Alex tapped the desk with a finger. A dirty finger—red stuff on it, and on the index fingernail a yellow stain. There was a day-old pizza in a cardboard flat at the outer edge of the desk. Alex had ordered it in yesterday afternoon—or maybe the day before; Rajiv had taken it from the delivery guy and brought it in to Alex himself, which day exactly, or which pizza exactly, he wasn’t absolutely sure. Not atypical though, as to time of decay—Alex could take up to three days to finish off a pie. Sometimes he’d forget it was there, order in a burger and gravy fries, then rediscover the pizza the following day. Nothing went to waste though. No matter how petrified the foodstuffs looked, no matter what color the mold, Alex would polish them off eventually. Rajiv thought it miraculous that he never wound up sick.

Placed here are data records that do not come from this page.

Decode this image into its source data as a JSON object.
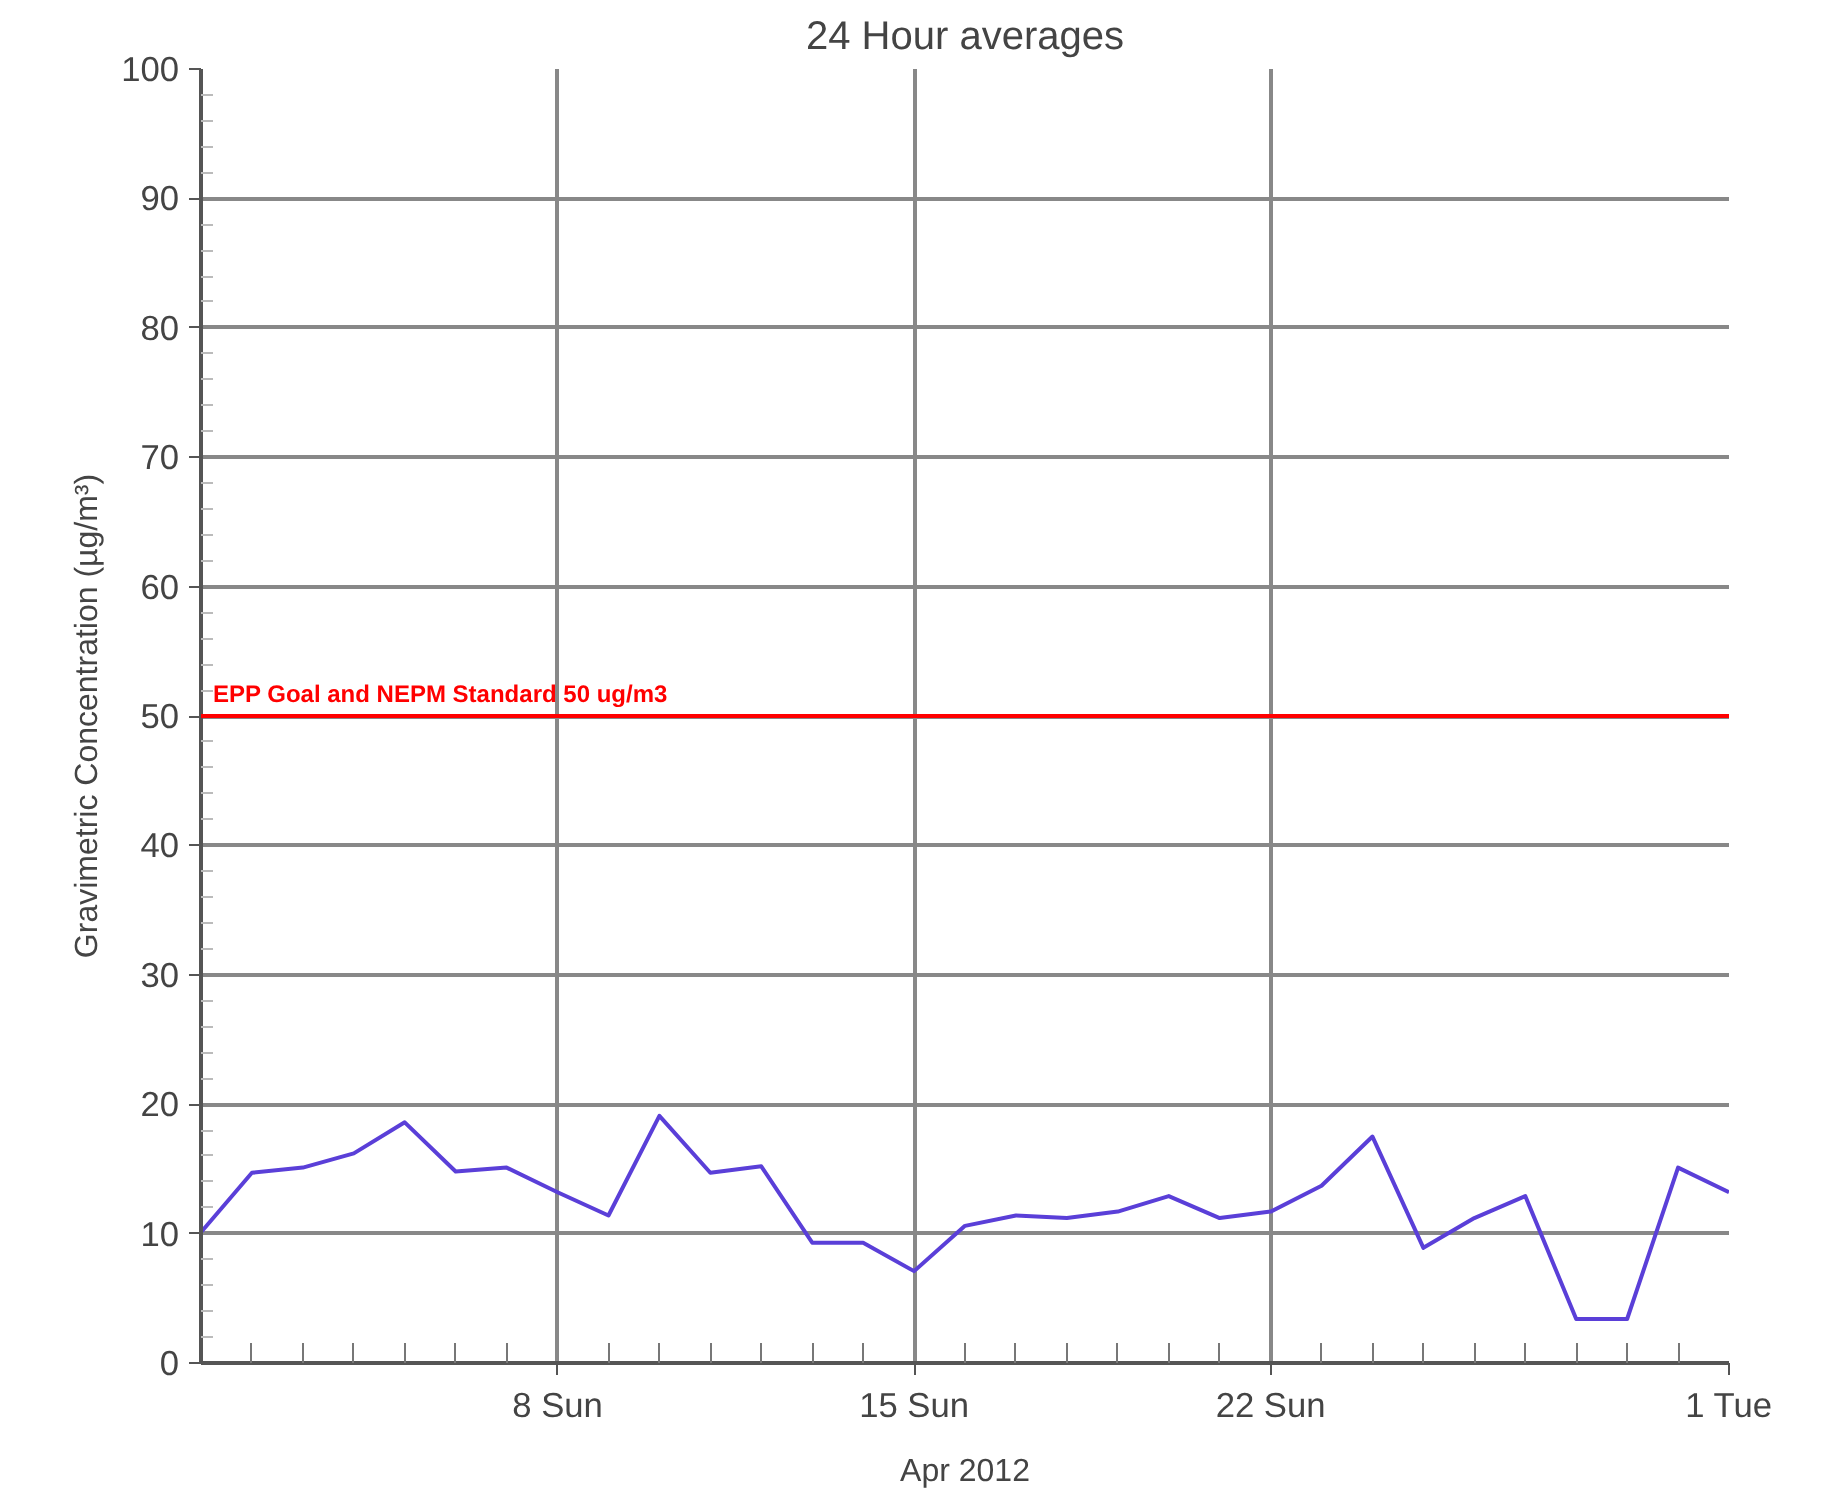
{
  "chart_data": {
    "type": "line",
    "subtitle": "24 Hour averages",
    "ylabel": "Gravimetric Concentration (µg/m³)",
    "xlabel": "Apr 2012",
    "x": [
      "2012-04-01",
      "2012-04-02",
      "2012-04-03",
      "2012-04-04",
      "2012-04-05",
      "2012-04-06",
      "2012-04-07",
      "2012-04-08",
      "2012-04-09",
      "2012-04-10",
      "2012-04-11",
      "2012-04-12",
      "2012-04-13",
      "2012-04-14",
      "2012-04-15",
      "2012-04-16",
      "2012-04-17",
      "2012-04-18",
      "2012-04-19",
      "2012-04-20",
      "2012-04-21",
      "2012-04-22",
      "2012-04-23",
      "2012-04-24",
      "2012-04-25",
      "2012-04-26",
      "2012-04-27",
      "2012-04-28",
      "2012-04-29",
      "2012-04-30",
      "2012-05-01"
    ],
    "series": [
      {
        "color": "#5a3fd8",
        "values": [
          10.1,
          14.7,
          15.1,
          16.2,
          18.6,
          14.8,
          15.1,
          13.2,
          11.4,
          19.1,
          14.7,
          15.2,
          9.3,
          9.3,
          7.1,
          10.6,
          11.4,
          11.2,
          11.7,
          12.9,
          11.2,
          11.7,
          13.7,
          17.5,
          8.9,
          11.2,
          12.9,
          3.4,
          3.4,
          15.1,
          13.2
        ]
      }
    ],
    "xlim": [
      "2012-04-01",
      "2012-05-01"
    ],
    "xticks": [
      {
        "value": "2012-04-01",
        "label": null
      },
      {
        "value": "2012-04-02",
        "label": null
      },
      {
        "value": "2012-04-03",
        "label": null
      },
      {
        "value": "2012-04-04",
        "label": null
      },
      {
        "value": "2012-04-05",
        "label": null
      },
      {
        "value": "2012-04-06",
        "label": null
      },
      {
        "value": "2012-04-07",
        "label": null
      },
      {
        "value": "2012-04-08",
        "label": "8 Sun"
      },
      {
        "value": "2012-04-09",
        "label": null
      },
      {
        "value": "2012-04-10",
        "label": null
      },
      {
        "value": "2012-04-11",
        "label": null
      },
      {
        "value": "2012-04-12",
        "label": null
      },
      {
        "value": "2012-04-13",
        "label": null
      },
      {
        "value": "2012-04-14",
        "label": null
      },
      {
        "value": "2012-04-15",
        "label": "15 Sun"
      },
      {
        "value": "2012-04-16",
        "label": null
      },
      {
        "value": "2012-04-17",
        "label": null
      },
      {
        "value": "2012-04-18",
        "label": null
      },
      {
        "value": "2012-04-19",
        "label": null
      },
      {
        "value": "2012-04-20",
        "label": null
      },
      {
        "value": "2012-04-21",
        "label": null
      },
      {
        "value": "2012-04-22",
        "label": "22 Sun"
      },
      {
        "value": "2012-04-23",
        "label": null
      },
      {
        "value": "2012-04-24",
        "label": null
      },
      {
        "value": "2012-04-25",
        "label": null
      },
      {
        "value": "2012-04-26",
        "label": null
      },
      {
        "value": "2012-04-27",
        "label": null
      },
      {
        "value": "2012-04-28",
        "label": null
      },
      {
        "value": "2012-04-29",
        "label": null
      },
      {
        "value": "2012-04-30",
        "label": null
      },
      {
        "value": "2012-05-01",
        "label": "1 Tue"
      }
    ],
    "ylim": [
      0,
      100
    ],
    "yticks": [
      0,
      {
        "value": 2,
        "label": null
      },
      {
        "value": 4,
        "label": null
      },
      {
        "value": 6,
        "label": null
      },
      {
        "value": 8,
        "label": null
      },
      10,
      {
        "value": 12,
        "label": null
      },
      {
        "value": 14,
        "label": null
      },
      {
        "value": 16,
        "label": null
      },
      {
        "value": 18,
        "label": null
      },
      20,
      {
        "value": 22,
        "label": null
      },
      {
        "value": 24,
        "label": null
      },
      {
        "value": 26,
        "label": null
      },
      {
        "value": 28,
        "label": null
      },
      30,
      {
        "value": 32,
        "label": null
      },
      {
        "value": 34,
        "label": null
      },
      {
        "value": 36,
        "label": null
      },
      {
        "value": 38,
        "label": null
      },
      40,
      {
        "value": 42,
        "label": null
      },
      {
        "value": 44,
        "label": null
      },
      {
        "value": 46,
        "label": null
      },
      {
        "value": 48,
        "label": null
      },
      50,
      {
        "value": 52,
        "label": null
      },
      {
        "value": 54,
        "label": null
      },
      {
        "value": 56,
        "label": null
      },
      {
        "value": 58,
        "label": null
      },
      60,
      {
        "value": 62,
        "label": null
      },
      {
        "value": 64,
        "label": null
      },
      {
        "value": 66,
        "label": null
      },
      {
        "value": 68,
        "label": null
      },
      70,
      {
        "value": 72,
        "label": null
      },
      {
        "value": 74,
        "label": null
      },
      {
        "value": 76,
        "label": null
      },
      {
        "value": 78,
        "label": null
      },
      80,
      {
        "value": 82,
        "label": null
      },
      {
        "value": 84,
        "label": null
      },
      {
        "value": 86,
        "label": null
      },
      {
        "value": 88,
        "label": null
      },
      90,
      {
        "value": 92,
        "label": null
      },
      {
        "value": 94,
        "label": null
      },
      {
        "value": 96,
        "label": null
      },
      {
        "value": 98,
        "label": null
      },
      100
    ],
    "ref_lines": [
      {
        "axis": "y",
        "value": 50,
        "label": "EPP Goal and NEPM Standard 50 ug/m3",
        "color": "#ff0000"
      }
    ],
    "grid": true,
    "marker": "none",
    "line_style": "solid"
  }
}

Rajiv waited patiently until Alex came alive to type, and the letters flashed in 72-point font across the screen:

LVE ON DSK THN GO.

Rajiv set the cover envelope on the desk, as instructed to do, tapped Alex gently on the shoulder with sincere affection—for they were friends, whatever, forever, no matter what—and left.

A day or two for the picture of Ben to get processed. Then the analysis, the comparison. The computer would kick some young man’s image out within a couple of days. Whether Ben would like the guy they matched him with, they’d simply have to see.